AUGUSTA, Maine – The Environmental Protection Agency (EPA) just handed out $10 million in funds to help communities clean up sites that may have been polluted or contain hazardous waste. Urban planners call these sites brownfields.

Frank Gardner, brownfields coordinator for EPA Region 1, said Maine and New England garnered a healthy portion of the available grant dollars.

"$2.6 million of that is coming into New England and, of that, $600,000 is going into Maine," said Gardner. "That just shows that the organizations in Maine that do this work are very competitive nationally, and this is a good day for them."

Some $300,000 in revolving loan funding was awarded to the Greater Portland Council of Governments; another $300,000 was awarded to the Piscataquis County Economic Development Council.

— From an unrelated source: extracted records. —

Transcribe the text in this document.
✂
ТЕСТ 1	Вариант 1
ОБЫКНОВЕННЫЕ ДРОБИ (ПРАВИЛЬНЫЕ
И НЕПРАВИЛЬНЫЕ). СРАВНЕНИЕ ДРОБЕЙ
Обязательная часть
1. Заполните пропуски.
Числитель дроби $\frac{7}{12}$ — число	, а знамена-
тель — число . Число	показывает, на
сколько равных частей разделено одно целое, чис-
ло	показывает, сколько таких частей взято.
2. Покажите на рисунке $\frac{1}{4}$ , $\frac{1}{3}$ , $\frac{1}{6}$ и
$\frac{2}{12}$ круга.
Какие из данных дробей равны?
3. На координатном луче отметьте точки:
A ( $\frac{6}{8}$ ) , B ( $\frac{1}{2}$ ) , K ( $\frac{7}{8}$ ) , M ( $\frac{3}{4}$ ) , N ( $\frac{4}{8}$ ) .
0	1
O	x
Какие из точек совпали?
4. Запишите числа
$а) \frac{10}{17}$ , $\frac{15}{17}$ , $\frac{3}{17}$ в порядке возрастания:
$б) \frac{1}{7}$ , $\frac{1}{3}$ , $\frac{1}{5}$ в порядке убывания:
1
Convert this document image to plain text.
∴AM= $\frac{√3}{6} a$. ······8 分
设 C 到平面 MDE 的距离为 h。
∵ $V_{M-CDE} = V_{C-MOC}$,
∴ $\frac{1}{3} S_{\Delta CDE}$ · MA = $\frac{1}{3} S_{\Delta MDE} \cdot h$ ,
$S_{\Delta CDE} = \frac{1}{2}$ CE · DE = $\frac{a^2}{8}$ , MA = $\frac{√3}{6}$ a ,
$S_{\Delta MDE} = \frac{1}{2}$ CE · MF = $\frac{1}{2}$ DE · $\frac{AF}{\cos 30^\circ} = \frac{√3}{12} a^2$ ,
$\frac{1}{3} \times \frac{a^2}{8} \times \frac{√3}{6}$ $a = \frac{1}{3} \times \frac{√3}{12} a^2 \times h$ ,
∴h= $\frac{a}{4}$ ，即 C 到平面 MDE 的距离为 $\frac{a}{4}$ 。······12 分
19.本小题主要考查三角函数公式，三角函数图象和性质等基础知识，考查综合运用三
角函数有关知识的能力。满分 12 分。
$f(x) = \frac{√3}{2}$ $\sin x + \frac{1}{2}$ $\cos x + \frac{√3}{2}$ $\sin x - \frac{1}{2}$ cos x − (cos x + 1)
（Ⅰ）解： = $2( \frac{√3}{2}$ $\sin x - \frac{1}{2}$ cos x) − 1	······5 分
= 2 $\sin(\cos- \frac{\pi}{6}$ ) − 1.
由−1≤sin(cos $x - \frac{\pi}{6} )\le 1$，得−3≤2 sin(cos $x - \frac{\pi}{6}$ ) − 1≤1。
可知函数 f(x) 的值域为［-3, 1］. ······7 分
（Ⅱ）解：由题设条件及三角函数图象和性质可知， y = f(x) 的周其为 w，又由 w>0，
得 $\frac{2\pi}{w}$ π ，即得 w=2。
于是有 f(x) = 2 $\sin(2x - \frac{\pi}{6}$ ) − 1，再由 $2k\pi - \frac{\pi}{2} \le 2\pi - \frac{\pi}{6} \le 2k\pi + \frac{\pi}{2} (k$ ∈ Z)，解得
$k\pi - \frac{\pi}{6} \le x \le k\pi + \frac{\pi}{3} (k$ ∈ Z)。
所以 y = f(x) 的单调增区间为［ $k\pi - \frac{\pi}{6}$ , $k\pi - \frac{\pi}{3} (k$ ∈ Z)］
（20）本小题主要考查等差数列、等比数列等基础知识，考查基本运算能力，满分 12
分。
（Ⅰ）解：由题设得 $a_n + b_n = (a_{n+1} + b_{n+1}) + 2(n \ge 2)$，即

Gardner said in Maine, these funds have been used to clean up everything from closed-down paper mills and tanneries to abandoned gas stations. He noted the cleanup program sends an important message.

"Environmental protection and economic development can go hand in hand," he said. "These loans go to redevelopment projects that bring economic vitality back into these areas that have been adversely affected in the past by the brownfields."

Gardner cited a former woolen mill that sat vacant for years in Berwick, Maine, as a good example of a successful cleanup. The site now provides much-needed senior housing.

Brownfields cleanup funding for that project was made available by the Southern Maine Planning and Development Commission, which received one of the revolving loan fund grants from EPA back in May.